David spread his arms wide in a mock grand gesture. “Welcome to the aquarium, kiddos. Enjoy the class trip.”

That’s what the smell was, I realized – fish. Years and years of fish. “What happened to it?”

“You heard about the zoo, yeah?” asked Obadiah, shouldering his backpack. “Same kind of thing.” We started walking down the hallways, our footsteps echoing strangely. Above us I could see the sky, inky blue with a few scattered stars. The moon was just a sliver.

“But they couldn’t just run off like the zoo animals,” I said, a sinking feeling in my stomach. My foot crunched down on something. Hoping it was only glass, I couldn’t help but look. A spread of what looked like a delicate ribcage lay fanned out before me, its spine twisted unnaturally, the gruesome jaws agape.

“Don’t look,” said Noah, too late.

“If it helps,” said David cheerfully, “there’s a rumour that some of them made it to the lake.”

“What lake?”

“Beyond the wall. Before it dried up.”

“What, they just hopped the fence?” said Noah, scoffing. “Besides, they were probably saltwater fish.”

“Underground rivers, my friend,” said David. The decaying aquarium seemed to have put him in a good mood. “They run all over, under the city. Paved over a century ago. But that’s the thing, you know. Water will out. Rivers will rise.” The crescent moon slipped out from behind a cloud and lit his face, giving him a nearly maniacal gleam.

From what was once the aquarium’s entrance, a weathered desk guarding it, we faced a broad stretch of bare concrete. It was about fifty feet from here to the base of the tower, with almost nothing to cover us.

“Any ideas?” muttered Noah.

“Watch the lights,” said Obadiah. Yellow and purple lights flickered up and down the tower in patterns I couldn’t quite decipher. I could just barely make out the movement of the elevators inside, glass on one side for the view of the city.

Noah furrowed his brow. “It’s like a software program,” he said slowly, “with the rotation of the headquarters.”

I craned my head back, but I couldn’t see any movement at the top, where something like a doughnut sat affixed to the tower.

“We think so,” said Obadiah. This didn’t sound like an overwhelming endorsement to me, but Noah nodded. We all gathered as close to the doorway as we dared, Noah’s arm held out to block us. It was warm against my ribcage and I hoped he couldn’t feel the thudding of my heart.

Then, “Now,” he hissed, and set off at a dead sprint for the base of the tower. We followed, my short legs managing to keep up relatively well. Only Adah lagged behind, probably due to her heavier skirt.

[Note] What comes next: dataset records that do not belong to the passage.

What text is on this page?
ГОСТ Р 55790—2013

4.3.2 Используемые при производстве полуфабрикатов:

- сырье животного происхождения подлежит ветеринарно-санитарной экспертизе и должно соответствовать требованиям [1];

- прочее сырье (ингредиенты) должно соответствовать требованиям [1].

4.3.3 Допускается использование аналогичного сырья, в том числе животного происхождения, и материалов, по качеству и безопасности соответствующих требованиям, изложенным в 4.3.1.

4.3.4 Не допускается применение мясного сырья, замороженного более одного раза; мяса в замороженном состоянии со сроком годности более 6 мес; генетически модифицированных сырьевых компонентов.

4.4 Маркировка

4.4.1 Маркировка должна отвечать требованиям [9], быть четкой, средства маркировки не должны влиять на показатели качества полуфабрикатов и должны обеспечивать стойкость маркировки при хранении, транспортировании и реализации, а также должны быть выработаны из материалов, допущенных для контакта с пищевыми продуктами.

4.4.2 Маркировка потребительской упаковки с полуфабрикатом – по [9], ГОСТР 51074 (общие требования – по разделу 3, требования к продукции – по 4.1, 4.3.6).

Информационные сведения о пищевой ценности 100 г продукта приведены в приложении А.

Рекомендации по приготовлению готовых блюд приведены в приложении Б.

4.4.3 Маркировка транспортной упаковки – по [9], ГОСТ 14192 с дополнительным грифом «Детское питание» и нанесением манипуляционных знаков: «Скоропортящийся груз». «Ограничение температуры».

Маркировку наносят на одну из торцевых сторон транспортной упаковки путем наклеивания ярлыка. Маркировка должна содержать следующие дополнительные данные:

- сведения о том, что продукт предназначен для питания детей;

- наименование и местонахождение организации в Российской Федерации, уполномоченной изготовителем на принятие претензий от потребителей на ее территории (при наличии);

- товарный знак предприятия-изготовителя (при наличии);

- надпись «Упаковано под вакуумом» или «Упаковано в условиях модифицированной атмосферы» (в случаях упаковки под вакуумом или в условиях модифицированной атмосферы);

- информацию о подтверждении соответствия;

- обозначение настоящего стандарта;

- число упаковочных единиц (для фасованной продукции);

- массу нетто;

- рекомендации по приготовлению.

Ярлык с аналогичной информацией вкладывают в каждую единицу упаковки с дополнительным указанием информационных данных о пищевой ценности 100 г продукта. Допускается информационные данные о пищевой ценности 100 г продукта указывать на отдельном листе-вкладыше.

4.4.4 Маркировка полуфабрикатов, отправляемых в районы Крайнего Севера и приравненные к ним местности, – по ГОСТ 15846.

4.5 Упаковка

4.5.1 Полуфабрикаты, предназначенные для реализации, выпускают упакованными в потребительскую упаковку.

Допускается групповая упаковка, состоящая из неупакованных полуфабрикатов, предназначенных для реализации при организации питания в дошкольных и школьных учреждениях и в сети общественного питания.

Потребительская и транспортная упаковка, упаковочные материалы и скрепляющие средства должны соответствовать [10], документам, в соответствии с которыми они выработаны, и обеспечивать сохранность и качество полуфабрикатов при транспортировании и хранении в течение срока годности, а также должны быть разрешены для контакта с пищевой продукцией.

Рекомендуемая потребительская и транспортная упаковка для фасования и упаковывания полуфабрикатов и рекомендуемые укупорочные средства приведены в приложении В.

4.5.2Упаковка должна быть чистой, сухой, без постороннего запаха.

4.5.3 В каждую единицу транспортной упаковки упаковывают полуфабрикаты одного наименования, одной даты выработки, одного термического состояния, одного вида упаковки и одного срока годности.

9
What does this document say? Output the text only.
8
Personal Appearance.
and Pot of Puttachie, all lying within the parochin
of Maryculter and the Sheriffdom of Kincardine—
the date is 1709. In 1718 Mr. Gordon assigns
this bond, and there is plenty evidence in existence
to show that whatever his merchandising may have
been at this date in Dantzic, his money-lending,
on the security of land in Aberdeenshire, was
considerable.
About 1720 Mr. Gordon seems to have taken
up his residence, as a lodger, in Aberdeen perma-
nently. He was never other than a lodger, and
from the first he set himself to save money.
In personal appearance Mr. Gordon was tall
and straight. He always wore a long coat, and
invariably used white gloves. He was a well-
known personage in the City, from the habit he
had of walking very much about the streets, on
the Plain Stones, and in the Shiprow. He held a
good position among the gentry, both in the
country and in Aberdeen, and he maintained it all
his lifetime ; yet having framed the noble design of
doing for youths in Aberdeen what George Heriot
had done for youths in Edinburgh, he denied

Noah dug around in his backpack and held up some kind of technological device. He held it flush against the wall of the tower, then looked at it and shook his head. “No good,” he said. “I need to get closer.”

“How much closer can you be?” I asked, exasperated.

He grinned at me and pointed. “Up there.”

“You have got to be kidding me,” I said. “There’s no way.”

Obadiah sighed. “We thought it might come to this.” He pulled out what looked like a gun from his backpack. “Grappling hooks,” he said to my questioning look. “Noah, you ready?”

“Ahh,” said Noah, flinching away from Obadiah. “I don’t – it’s just, I should probably –“

“Well it can’t be either of us,” said David impatiently. “We’re way too heavy.”

Obadiah turned to Adah and myself with a full-wattage grin. “Ladies. Fancy a trip to the top?”

Adah said, “And in those days they built a tower, and God struck them down mightily for their impertinence.”

“Right,” said Obadiah, and turned to me. “How’re you with heights?”

“No idea,” I said, my voice coming out of me higher than I’d meant it to. “Never so much as climbed a hill. My school is only three stories.” But once glance at Noah proved that as long as I wasn’t pale and sweaty, I was clearly the less afraid one.

This was not at all what I had signed up for.